Nous allons voir combien toutes les craintes de Jacob étaient dénuées de fondement et tous ses plans inutiles. Malgré la lutte, et quoi que Dieu eût touché l’emboîture de sa hanche et l’eût rendu boiteux, Jacob continue à former des plans. «Et Jacob leva ses yeux, et regarda; et voici, Ésaü venait, et quatre cents hommes avec lui. Et il partagea les enfants entre Léa et Rachel et les deux servantes. Et il mit à la tête les servantes et leurs enfants, et puis Léa et ses enfants, et puis Rachel et Joseph.» Les craintes de Jacob n’ont pas cessé.

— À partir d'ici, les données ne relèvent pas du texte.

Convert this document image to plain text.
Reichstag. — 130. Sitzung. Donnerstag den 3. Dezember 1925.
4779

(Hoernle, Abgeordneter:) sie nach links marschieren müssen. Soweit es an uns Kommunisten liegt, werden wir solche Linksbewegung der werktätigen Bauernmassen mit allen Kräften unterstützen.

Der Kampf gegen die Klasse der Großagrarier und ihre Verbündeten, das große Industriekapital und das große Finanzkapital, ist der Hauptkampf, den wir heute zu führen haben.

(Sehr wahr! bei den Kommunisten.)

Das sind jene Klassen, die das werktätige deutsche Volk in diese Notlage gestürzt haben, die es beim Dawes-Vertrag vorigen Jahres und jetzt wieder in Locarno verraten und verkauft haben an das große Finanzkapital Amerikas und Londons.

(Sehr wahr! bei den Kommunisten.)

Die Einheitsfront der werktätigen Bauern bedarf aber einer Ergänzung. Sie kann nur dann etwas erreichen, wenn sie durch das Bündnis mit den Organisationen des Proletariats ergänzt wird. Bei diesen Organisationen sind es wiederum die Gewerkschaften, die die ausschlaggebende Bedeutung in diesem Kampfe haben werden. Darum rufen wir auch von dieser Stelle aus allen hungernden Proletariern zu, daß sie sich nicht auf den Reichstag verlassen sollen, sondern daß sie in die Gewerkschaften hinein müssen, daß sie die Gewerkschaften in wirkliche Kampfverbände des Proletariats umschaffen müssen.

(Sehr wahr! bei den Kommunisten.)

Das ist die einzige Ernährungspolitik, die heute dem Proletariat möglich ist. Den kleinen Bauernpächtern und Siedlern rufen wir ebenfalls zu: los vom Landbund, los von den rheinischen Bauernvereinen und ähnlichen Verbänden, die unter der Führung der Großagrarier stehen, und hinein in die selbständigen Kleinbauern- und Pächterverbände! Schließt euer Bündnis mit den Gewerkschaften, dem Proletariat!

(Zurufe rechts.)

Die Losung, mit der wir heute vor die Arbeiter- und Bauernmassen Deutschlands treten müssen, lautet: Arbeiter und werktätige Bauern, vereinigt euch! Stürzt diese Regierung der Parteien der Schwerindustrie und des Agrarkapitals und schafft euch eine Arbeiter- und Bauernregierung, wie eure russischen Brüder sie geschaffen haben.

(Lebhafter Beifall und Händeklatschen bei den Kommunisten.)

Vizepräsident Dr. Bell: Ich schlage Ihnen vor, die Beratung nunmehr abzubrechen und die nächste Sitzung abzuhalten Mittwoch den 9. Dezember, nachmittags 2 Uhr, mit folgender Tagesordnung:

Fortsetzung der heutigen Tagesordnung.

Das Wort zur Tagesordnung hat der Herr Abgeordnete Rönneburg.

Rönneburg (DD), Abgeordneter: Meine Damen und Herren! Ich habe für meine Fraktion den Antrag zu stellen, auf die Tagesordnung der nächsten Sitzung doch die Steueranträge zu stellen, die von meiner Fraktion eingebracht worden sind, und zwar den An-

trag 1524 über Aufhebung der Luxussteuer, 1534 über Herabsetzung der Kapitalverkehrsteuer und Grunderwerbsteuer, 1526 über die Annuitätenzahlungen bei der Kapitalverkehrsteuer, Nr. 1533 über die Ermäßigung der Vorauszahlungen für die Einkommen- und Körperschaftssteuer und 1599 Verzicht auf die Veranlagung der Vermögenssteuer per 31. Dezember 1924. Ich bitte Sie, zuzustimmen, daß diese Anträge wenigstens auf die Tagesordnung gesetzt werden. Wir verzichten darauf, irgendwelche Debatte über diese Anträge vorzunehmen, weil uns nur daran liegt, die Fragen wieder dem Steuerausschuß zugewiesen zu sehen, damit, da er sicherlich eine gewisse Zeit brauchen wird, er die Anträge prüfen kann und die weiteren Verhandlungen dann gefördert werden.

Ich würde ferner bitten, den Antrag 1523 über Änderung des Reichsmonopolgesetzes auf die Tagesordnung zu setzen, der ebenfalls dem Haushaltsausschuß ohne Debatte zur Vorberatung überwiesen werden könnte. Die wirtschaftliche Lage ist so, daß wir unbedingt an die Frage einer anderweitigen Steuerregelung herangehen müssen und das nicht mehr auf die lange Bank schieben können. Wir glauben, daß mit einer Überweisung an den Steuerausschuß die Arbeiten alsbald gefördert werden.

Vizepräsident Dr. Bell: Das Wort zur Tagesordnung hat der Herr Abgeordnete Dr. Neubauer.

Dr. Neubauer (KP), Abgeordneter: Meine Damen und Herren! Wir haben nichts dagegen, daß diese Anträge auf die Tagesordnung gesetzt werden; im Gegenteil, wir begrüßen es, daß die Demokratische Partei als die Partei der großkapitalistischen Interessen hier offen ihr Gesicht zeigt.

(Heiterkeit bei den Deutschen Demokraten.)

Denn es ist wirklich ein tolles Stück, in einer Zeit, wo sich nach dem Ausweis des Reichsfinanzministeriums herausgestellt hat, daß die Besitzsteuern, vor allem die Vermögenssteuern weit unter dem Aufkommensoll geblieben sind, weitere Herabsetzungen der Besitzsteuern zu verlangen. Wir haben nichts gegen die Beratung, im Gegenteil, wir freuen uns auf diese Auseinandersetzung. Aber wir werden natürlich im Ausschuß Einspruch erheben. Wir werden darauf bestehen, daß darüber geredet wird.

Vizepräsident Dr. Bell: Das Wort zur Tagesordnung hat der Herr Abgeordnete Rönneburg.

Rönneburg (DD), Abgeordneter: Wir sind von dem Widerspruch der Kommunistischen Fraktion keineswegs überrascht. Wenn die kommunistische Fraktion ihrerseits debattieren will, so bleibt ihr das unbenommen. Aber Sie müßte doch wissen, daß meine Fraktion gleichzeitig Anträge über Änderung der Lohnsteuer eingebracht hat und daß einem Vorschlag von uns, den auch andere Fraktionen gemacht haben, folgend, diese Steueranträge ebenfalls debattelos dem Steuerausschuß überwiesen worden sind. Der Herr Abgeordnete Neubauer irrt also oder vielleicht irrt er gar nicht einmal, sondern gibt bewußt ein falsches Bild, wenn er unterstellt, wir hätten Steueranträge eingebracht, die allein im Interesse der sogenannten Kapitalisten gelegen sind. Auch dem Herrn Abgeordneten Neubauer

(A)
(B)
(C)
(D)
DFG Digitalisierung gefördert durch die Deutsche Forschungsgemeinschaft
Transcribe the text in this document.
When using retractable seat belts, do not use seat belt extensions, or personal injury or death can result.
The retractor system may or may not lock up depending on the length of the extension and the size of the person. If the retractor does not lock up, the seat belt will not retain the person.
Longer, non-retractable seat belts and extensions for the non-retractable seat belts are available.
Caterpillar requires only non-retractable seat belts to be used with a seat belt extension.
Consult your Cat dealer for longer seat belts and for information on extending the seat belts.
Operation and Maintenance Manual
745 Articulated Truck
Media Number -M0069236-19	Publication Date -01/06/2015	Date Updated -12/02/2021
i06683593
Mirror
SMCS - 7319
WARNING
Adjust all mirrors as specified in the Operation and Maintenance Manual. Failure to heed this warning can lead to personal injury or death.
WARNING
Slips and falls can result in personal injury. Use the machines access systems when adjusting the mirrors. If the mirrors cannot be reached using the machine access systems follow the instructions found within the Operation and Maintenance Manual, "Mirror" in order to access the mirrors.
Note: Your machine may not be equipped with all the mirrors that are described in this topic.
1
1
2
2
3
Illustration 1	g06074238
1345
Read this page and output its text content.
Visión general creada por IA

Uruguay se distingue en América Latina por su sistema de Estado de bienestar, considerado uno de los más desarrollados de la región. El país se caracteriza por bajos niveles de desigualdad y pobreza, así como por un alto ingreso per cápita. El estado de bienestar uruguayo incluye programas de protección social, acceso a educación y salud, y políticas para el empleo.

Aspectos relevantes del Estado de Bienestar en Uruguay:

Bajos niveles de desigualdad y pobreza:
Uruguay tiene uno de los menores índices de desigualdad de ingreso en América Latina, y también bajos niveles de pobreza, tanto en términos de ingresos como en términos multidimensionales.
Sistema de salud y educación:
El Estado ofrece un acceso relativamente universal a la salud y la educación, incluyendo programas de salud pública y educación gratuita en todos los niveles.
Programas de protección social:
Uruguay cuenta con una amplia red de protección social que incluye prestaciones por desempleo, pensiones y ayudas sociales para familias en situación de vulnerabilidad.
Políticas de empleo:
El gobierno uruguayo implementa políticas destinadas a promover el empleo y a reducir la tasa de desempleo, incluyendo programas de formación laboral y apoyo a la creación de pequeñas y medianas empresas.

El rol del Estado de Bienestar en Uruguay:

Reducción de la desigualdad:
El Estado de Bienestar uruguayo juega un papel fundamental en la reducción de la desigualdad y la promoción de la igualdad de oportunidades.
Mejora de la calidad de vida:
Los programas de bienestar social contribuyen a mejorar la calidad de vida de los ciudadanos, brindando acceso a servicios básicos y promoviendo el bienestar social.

Il s’attend encore à ce qu’Ésaü se venge, et il expose aux premiers coups ceux auxquels il tient le moins. Étonnantes profondeurs du cœur humain! Qu’il est lent à se confier en Dieu! Si Jacob se fût réellement reposé sur Dieu, jamais il n’eût craint d’être détruit, lui et sa famille. Mais, hélas! nous savons combien le cœur a de peine à se reposer simplement, dans une paisible confiance, sur un Dieu toujours présent, tout-puissant et infiniment miséricordieux.

Dieu nous montre ici combien toute cette inquiétude du cœur est vaine: «Et Ésaü courut à sa rencontre, et l’embrassa, et se jeta à son cou, et le baisa; et ils pleurèrent». Le présent de Jacob n’était pas nécessaire, et son plan était inutile. Dieu «apaisa» Ésaü, comme déjà il avait apaisé Laban. Dieu prend ainsi plaisir à nous faire sentir la lâcheté et l’incrédulité de nos pauvres cœurs, et à dissiper toutes nos craintes. Au lieu de rencontrer l’épée d’Ésaü, Jacob rencontre les bras ouverts d’un frère! au lieu d’avoir à combattre l’un contre l’autre, ils confondent leurs larmes! Telles sont les voies de Dieu! Qui ne se confierait en lui? D’où vient que, malgré toutes les preuves que nous avons de sa fidélité envers ceux qui se confient en lui, nous soyons, à chaque nouvelle occasion, si disposés à douter et à hésiter? Hélas! — c’est que nous ne connaissons pas assez Dieu. «Réconcilie-toi avec Lui, je te prie, et sois en paix» (Job 22:21). Ceci est vrai et de l’homme inconverti et de l’enfant de Dieu. Connaître Dieu réellement, lui être véritablement attaché, c’est la vie et la paix. «Et c’est ici la vie éternelle, qu’ils te connaissent seul vrai Dieu, et celui que tu as envoyé, Jésus Christ» (Jean 17:3). Plus nous connaîtrons Dieu intimement, plus aussi notre paix sera solide et plus nous serons élevés au-dessus de toute dépendance de la créature. «Dieu est un rocher», et nous n’avons qu’à nous appuyer sur lui pour savoir combien il est disposé à nous soutenir et puissant pour le faire.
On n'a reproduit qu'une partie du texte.